Venditori abusivi, la Maramotti: “Sanzioni anche ai clienti”

L'assessore ha ricordato che per gli acquirenti la multa prevista va da 100 euro fino a 7mila euro

REGGIO EMILIA – “Riteniamo che dopo opportune campagne di informazione della cittadinanza la repressione delle condotte che violano norme giuridiche debba riguardare non solo i venditori abusivi di merce contraffatta, ma anche gli acquirenti”.
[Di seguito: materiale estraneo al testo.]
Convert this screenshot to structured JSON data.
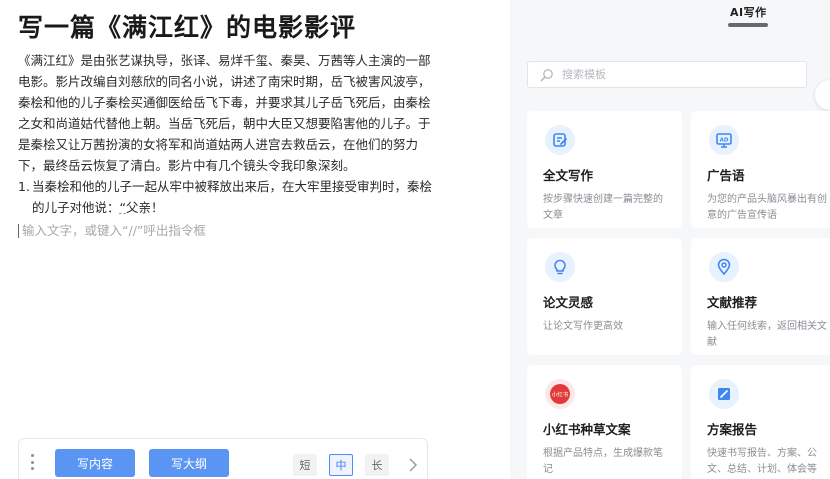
{
  "editor": {
    "title": "写一篇《满江红》的电影影评",
    "paragraph_lines": [
      "《满江红》是由张艺谋执导，张译、易烊千玺、秦昊、万茜等人主演的一部",
      "电影。影片改编自刘慈欣的同名小说，讲述了南宋时期，岳飞被害风波亭，",
      "秦桧和他的儿子秦桧买通御医给岳飞下毒，并要求其儿子岳飞死后，由秦桧",
      "之女和尚道姑代替他上朝。当岳飞死后，朝中大臣又想要陷害他的儿子。于",
      "是秦桧又让万茜扮演的女将军和尚道姑两人进宫去救岳云，在他们的努力",
      "下，最终岳云恢复了清白。影片中有几个镜头令我印象深刻。"
    ],
    "list_item": {
      "number": "1.",
      "line1": "当秦桧和他的儿子一起从牢中被释放出来后，在大牢里接受审判时，秦桧",
      "line2_prefix": "的儿子对他说：",
      "line2_quote": "“",
      "line2_suffix": "父亲！"
    },
    "input_placeholder": "输入文字，或键入“//”呼出指令框"
  },
  "toolbar": {
    "write_content_label": "写内容",
    "write_outline_label": "写大纲",
    "length_short": "短",
    "length_medium": "中",
    "length_long": "长",
    "selected_length": "中"
  },
  "panel": {
    "title": "AI写作",
    "search_placeholder": "搜索模板",
    "cards": [
      {
        "title": "全文写作",
        "desc": "按步骤快速创建一篇完整的文章",
        "icon": "edit-doc-icon"
      },
      {
        "title": "广告语",
        "desc": "为您的产品头脑风暴出有创意的广告宣传语",
        "icon": "ad-monitor-icon"
      },
      {
        "title": "论文灵感",
        "desc": "让论文写作更高效",
        "icon": "lightbulb-icon"
      },
      {
        "title": "文献推荐",
        "desc": "输入任何线索，返回相关文献",
        "icon": "location-pin-icon"
      },
      {
        "title": "小红书种草文案",
        "desc": "根据产品特点，生成爆款笔记",
        "icon": "xiaohongshu-logo-icon",
        "logo_text": "小红书"
      },
      {
        "title": "方案报告",
        "desc": "快速书写报告、方案、公文、总结、计划、体会等",
        "icon": "report-icon"
      }
    ]
  },
  "colors": {
    "primary_button": "#5b95f4",
    "selected_length": "#4f8df5",
    "panel_bg": "#f6f7f9",
    "icon_bg": "#e8f1fe",
    "icon_blue": "#3f86f2",
    "xiaohongshu_red": "#e23a3a"
  }
}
Lo ha detto l’assessore alla Città storica e attività produttive, Natalia Maramotti, rispondendo a un’interpellanza del consigliere comunale di Forza Italia Claudio Bassi. La Maramotti ha anche ricordato che per gli acquirenti la sanzione amministrativa pecuniaria prevista va da 100 euro fino a 7mila euro “quando si sia acquistata merce che per la qualità, la condizione di chi la offre o per l’entità del prezzo, induca a ritenere che siano state violate norme in materia di origine e provenienza dei prodotti e in materia di proprietà industriale”.
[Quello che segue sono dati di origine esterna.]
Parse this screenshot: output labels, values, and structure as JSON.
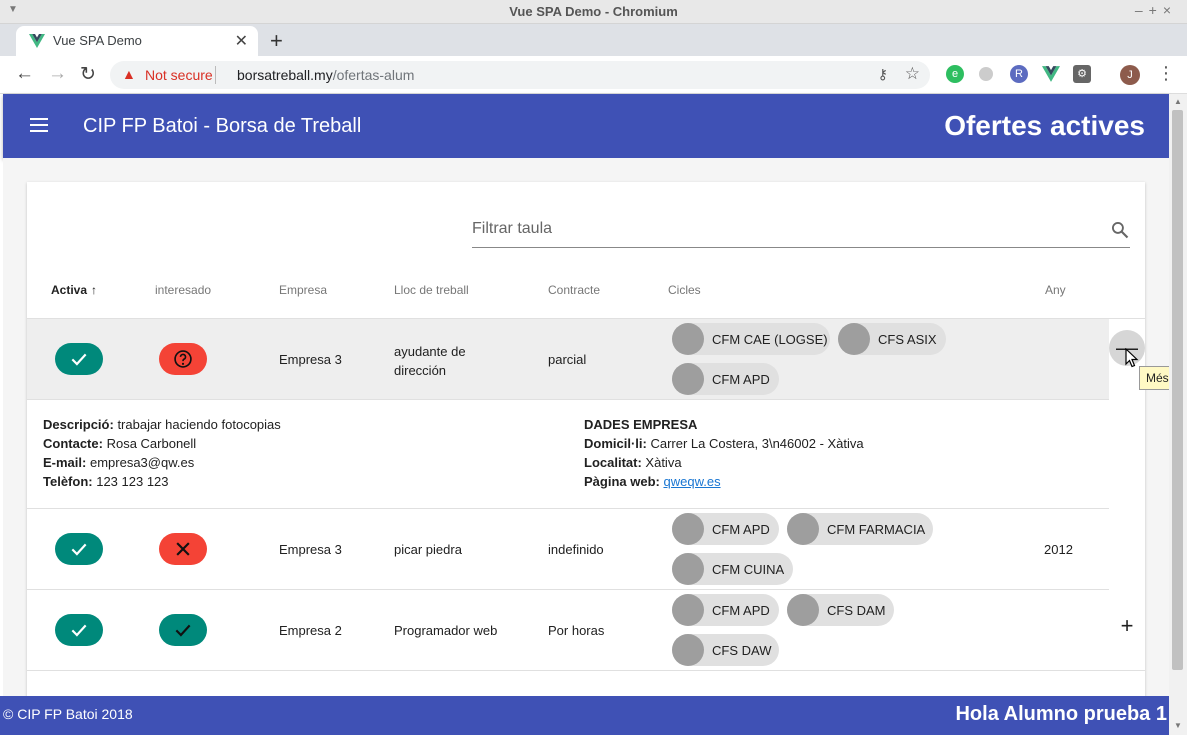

L’assessore ha risposto relativamente agli eventi verificatisi in centro storico nella giornata di San Prospero, determinati dalla presenza elevatissima di ambulanti abusivi. Per questo motivo, ha aggiunto la Maramotti, “terremo inoltre in considerazione le direttive ministeriali, ribadite dal nostro prefetto, che, in situazioni in cui si preveda una particolare turbativa dell’ordine pubblico, prevedano l’opportunità di mirati servizi interforze”.
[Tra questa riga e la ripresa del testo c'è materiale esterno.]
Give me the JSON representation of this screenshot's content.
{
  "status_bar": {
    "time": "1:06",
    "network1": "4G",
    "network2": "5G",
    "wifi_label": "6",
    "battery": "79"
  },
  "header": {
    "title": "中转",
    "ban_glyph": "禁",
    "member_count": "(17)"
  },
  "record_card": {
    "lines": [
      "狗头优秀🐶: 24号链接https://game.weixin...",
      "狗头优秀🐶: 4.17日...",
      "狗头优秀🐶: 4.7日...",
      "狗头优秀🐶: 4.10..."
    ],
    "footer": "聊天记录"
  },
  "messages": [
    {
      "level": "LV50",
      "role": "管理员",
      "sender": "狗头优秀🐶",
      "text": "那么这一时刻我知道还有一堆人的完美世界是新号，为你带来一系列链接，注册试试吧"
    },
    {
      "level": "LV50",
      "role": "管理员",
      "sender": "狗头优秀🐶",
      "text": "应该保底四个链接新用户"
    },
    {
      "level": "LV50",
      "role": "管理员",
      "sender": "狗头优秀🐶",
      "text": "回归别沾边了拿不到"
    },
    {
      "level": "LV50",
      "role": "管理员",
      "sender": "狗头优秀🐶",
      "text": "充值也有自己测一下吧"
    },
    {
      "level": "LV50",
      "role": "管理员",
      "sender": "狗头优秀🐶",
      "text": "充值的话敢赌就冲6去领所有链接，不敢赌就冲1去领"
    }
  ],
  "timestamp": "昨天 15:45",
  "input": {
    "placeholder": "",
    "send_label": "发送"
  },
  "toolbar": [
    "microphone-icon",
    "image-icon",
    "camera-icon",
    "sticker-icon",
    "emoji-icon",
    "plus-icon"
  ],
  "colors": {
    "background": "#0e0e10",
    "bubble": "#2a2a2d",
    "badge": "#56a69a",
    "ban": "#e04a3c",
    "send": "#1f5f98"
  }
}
Ha detto la Maramotti: “Riteniamo che sia necessario creare un coinvolgimento di più soggetti nel nostro territorio, nel comune interesse di contrastare l’abusivismo commerciale e avere come riferimento le “Linee guida del ministero dell’Interno e dello Sviluppo economico”, in materia di contrasto e prevenzione del fenomeno che peraltro auspicano di individuare la Conferenza permanente costituita in prefettura come sede privilegiata di confronto su questi temi”.

E ha concluso: “È dunque intenzione della giunta procedere alla convocazione, in tempi brevi, di un incontro preparatorio che coinvolga le Associazioni di categoria del commercio, le Associazioni di rappresentanza dei consumatori e Cciaa, nel quale condividere obiettivi e misure per agire nel modo più efficace e coordinato contro l’abusivismo commerciale, esitando auspicabilmente nella sottoscrizione di un Protocollo d’Intesa coerente con le indicazioni del Cnac (Consiglio nazionale anti-contraffazione) e con gli orientamenti del Piano nazionale anti-contraffazione”.